We struggled. There were only a few names that at least one of us did not strongly dislike (honestly, the main problem was that Dan was shockingly picky about boys’ names and I just happened to dislike several of the only 5 or 6 he considered acceptable). In the end, we had a list of about 8 names to choose from which were at least passable to both of us, but we each had a strong favorite. We each lobbied for our favorite but (grudgingly) acknowledged that the other would do.
In a surprising twist, as soon as B was born, when first we looked upon him, we each (unbeknownst to the other) changed our minds. Dan decided he preferred the name I’d been advocating for while I suddenly felt that Dan’s favorite name would be perfect. Benjamin went on to spend his first three days without a name until Dan finally decided to let me choose.
Of course, at the time, we could not have foreseen that we’d be living in Austria less than 3 years later. Benjamin is a valid, if not overly common, name in Austria (and seems to belong almost exclusively to Jewish children — names cross cultures much less often here). Generally, people don’t have trouble parsing it, though everyone wants to call him Ben (which he has decided he doesn’t like) and they pronounce it “Ben-ha-meen”, which sometimes bothers him.
With Liam, we really ought to have been able to anticipate a possible move to Austria, but we didn’t consider how well his name would work here, and we thus gave him a name that almost no one in Austria can pronounce correctly. Most people mishear it as Leon, Lia or Leo. (The only places in the world we’ve so far found where that doesn’t happen are the UK and Ireland, where everyone hears “Liam” just fine the first time and absolutely no one considers it the least bit unusual.

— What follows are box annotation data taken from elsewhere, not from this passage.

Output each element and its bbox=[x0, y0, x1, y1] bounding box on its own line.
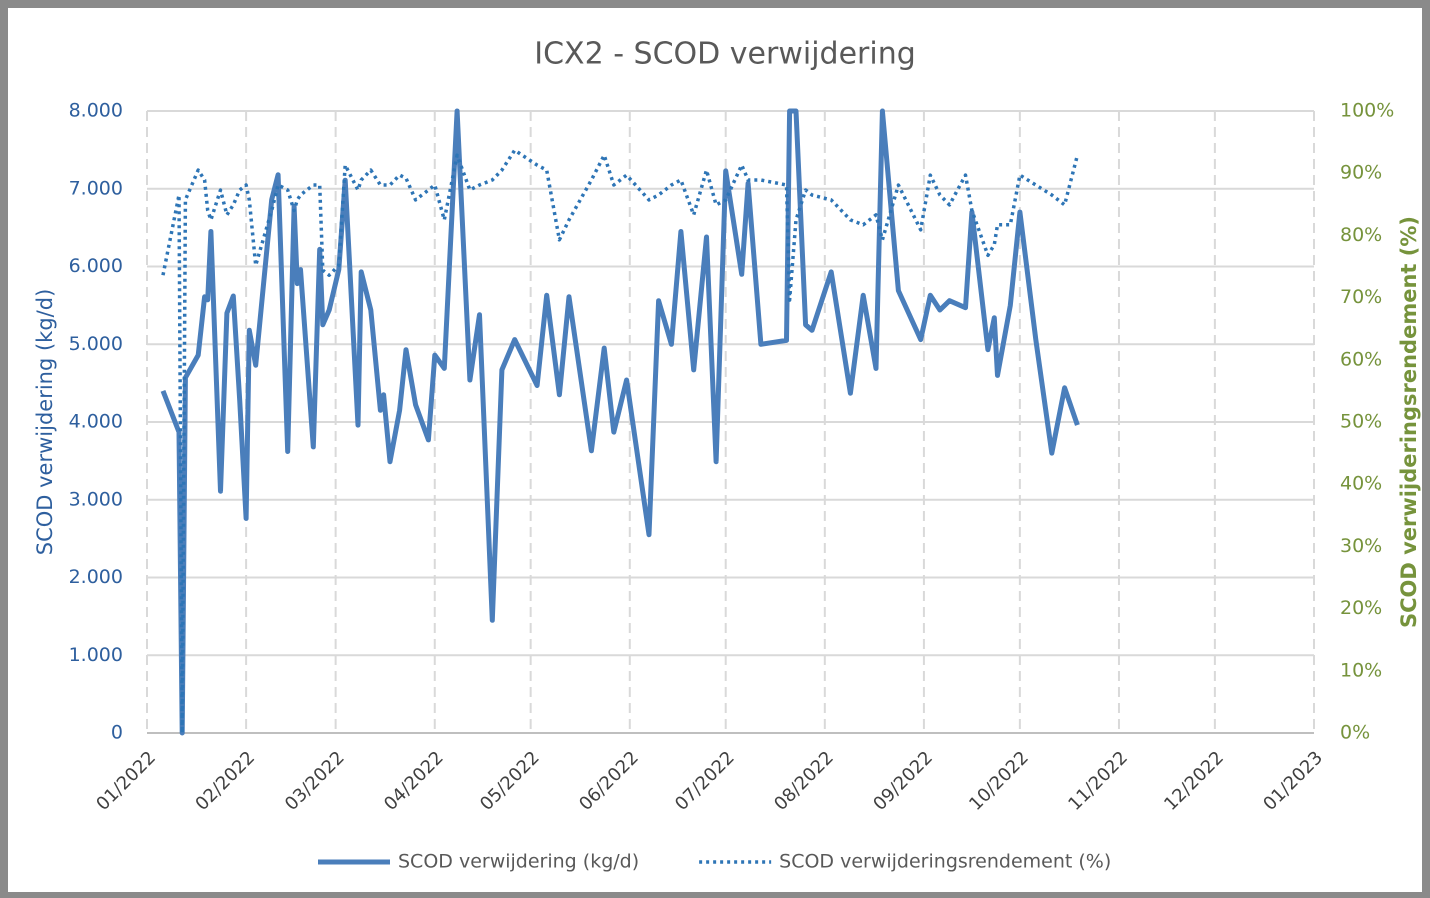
y-tick-label: 5.000 bbox=[69, 333, 123, 355]
y2-tick-label: 70% bbox=[1340, 286, 1382, 308]
y2-tick-label: 10% bbox=[1340, 659, 1382, 681]
y2-tick-label: 20% bbox=[1340, 597, 1382, 619]
chart-title: ICX2 - SCOD verwijdering bbox=[534, 37, 916, 72]
y2-tick-label: 100% bbox=[1340, 100, 1394, 122]
y-tick-label: 8.000 bbox=[69, 100, 123, 122]
y-tick-label: 7.000 bbox=[69, 177, 123, 199]
y2-tick-label: 80% bbox=[1340, 224, 1382, 246]
y-tick-label: 6.000 bbox=[69, 255, 123, 277]
page: {"chart_data": { "type": "line", "title"… bbox=[0, 0, 1430, 898]
y2-tick-label: 90% bbox=[1340, 162, 1382, 184]
y2-tick-label: 60% bbox=[1340, 348, 1382, 370]
legend-label: SCOD verwijderingsrendement (%) bbox=[779, 851, 1111, 873]
y-tick-label: 4.000 bbox=[69, 411, 123, 433]
legend-label: SCOD verwijdering (kg/d) bbox=[398, 851, 639, 873]
y-tick-label: 0 bbox=[111, 722, 123, 744]
y2-tick-label: 50% bbox=[1340, 411, 1382, 433]
y2-tick-label: 30% bbox=[1340, 535, 1382, 557]
y-axis-title: SCOD verwijdering (kg/d) bbox=[33, 289, 57, 556]
y2-tick-label: 0% bbox=[1340, 722, 1370, 744]
y-tick-label: 3.000 bbox=[69, 488, 123, 510]
y2-axis-title: SCOD verwijderingsrendement (%) bbox=[1397, 216, 1421, 628]
y2-tick-label: 40% bbox=[1340, 473, 1382, 495]
chart: ICX2 - SCOD verwijdering 0 1.000 2.000 3.00… bbox=[0, 0, 1430, 898]
y-tick-label: 2.000 bbox=[69, 566, 123, 588]
y-tick-label: 1.000 bbox=[69, 644, 123, 666]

Of course.) With Liam, however, we had the good fortune to actually agree on a name well before he was born. (“Liam” was on the short list of names when we were expecting B, but it had become the favorite for each of us in the intervening years.) After the months-long process of choosing B’s name, it was a nice surprise to choose a name for Liam in about 10 minutes.
Choosing names for my children was such a massive responsibility, and I tried so hard to give them names that would be easy to understand, that were well known but not wildly popular, and which would work for them at all phases of their lives. I considered their names only from an American perspective, though, since it was the only perspective I had. Now it turns out that my logic has been trumped by geography, and, if I am successful in raising boys who move easily through the world, this may be just the beginning of their experience with trying out their names throughout the world (for better or for worse).